There is a collection of subjects (say 40). Each subject answers 20 questions which are scored (effectively) as A or B according to the category. If things were really random, you would expect 10 A and 10 B on average. You suspect that in fact subjects will tend to be something more like either 15 A 5 B or 5 A 15 B. How do we test that it is unreasonable assume random A and B given the data?
 

katxt

Active Member
#4
I can't think of a standard test off the top of my head, but you could devise a permutation test.
You need a measure of how spread out the data is. For instance if subjects tended to like one group over the other you might get data like 15 16 4 5 17 3..., whereas if there was no connection the data may be more like 7 11 9 8 12 ... So a suitable measure might be the variance of the subject scores - a high variance means your theory is correct, a low variance means probably random.

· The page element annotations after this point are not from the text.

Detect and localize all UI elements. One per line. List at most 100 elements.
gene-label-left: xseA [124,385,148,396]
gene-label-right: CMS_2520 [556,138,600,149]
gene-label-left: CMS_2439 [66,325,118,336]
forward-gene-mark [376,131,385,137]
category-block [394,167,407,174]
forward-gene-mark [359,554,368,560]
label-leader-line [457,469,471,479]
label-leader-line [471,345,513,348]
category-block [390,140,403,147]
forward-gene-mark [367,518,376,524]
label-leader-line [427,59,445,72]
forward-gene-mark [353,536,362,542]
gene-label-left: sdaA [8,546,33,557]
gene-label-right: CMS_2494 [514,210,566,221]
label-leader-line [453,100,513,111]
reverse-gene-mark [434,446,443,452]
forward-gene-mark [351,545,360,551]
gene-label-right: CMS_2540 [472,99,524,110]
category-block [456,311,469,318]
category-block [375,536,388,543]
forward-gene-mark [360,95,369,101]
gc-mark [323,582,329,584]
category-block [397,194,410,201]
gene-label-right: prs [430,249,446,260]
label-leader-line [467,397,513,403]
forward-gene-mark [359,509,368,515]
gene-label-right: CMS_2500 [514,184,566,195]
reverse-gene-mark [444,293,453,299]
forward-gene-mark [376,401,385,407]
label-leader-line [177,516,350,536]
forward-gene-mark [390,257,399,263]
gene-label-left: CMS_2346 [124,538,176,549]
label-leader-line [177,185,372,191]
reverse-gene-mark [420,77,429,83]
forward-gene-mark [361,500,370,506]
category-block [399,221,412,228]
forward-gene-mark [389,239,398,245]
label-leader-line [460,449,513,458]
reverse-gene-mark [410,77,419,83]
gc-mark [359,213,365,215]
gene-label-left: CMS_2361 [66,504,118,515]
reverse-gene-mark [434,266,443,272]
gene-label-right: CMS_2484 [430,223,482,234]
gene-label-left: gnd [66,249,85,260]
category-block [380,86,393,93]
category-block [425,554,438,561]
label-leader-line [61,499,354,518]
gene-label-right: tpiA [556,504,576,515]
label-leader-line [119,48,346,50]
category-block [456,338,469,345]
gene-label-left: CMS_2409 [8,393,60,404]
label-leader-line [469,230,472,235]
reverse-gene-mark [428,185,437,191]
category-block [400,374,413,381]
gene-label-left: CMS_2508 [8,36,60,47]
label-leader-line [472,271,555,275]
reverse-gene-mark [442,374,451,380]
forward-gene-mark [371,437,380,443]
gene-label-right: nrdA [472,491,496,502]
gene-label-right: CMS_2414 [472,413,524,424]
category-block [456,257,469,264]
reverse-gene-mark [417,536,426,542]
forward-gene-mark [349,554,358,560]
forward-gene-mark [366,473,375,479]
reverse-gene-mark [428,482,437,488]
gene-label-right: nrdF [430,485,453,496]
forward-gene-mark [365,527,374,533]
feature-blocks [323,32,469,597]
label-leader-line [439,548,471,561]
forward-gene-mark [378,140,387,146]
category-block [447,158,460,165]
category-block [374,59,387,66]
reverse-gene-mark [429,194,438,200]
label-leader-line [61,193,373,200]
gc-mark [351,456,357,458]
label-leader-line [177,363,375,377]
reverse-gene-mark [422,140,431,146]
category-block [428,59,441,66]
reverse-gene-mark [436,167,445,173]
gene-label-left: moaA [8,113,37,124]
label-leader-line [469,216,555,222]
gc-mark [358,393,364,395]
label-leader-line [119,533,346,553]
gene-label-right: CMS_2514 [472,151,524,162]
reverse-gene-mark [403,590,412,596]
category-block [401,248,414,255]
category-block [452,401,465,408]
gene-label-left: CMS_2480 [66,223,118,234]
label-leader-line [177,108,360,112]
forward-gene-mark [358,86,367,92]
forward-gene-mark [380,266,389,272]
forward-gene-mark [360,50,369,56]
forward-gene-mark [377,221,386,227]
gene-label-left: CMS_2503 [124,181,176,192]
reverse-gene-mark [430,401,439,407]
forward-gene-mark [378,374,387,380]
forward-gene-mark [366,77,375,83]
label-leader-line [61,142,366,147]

The main problem is how high is high?
Some reader may have a variance test to suggest but here is one way of doing a permutation test -
1 Collate the data, find the score (number of As perhaps) for each subject, find the variance of these scores. Write it down.
2 Now mix up all the data and allocate it to the subjects at random. Collate and find the variance. Record. Repeat 1000 times or so.
3 Find the percentile of the variance from 1 in the set of variances from 2. This is your p value.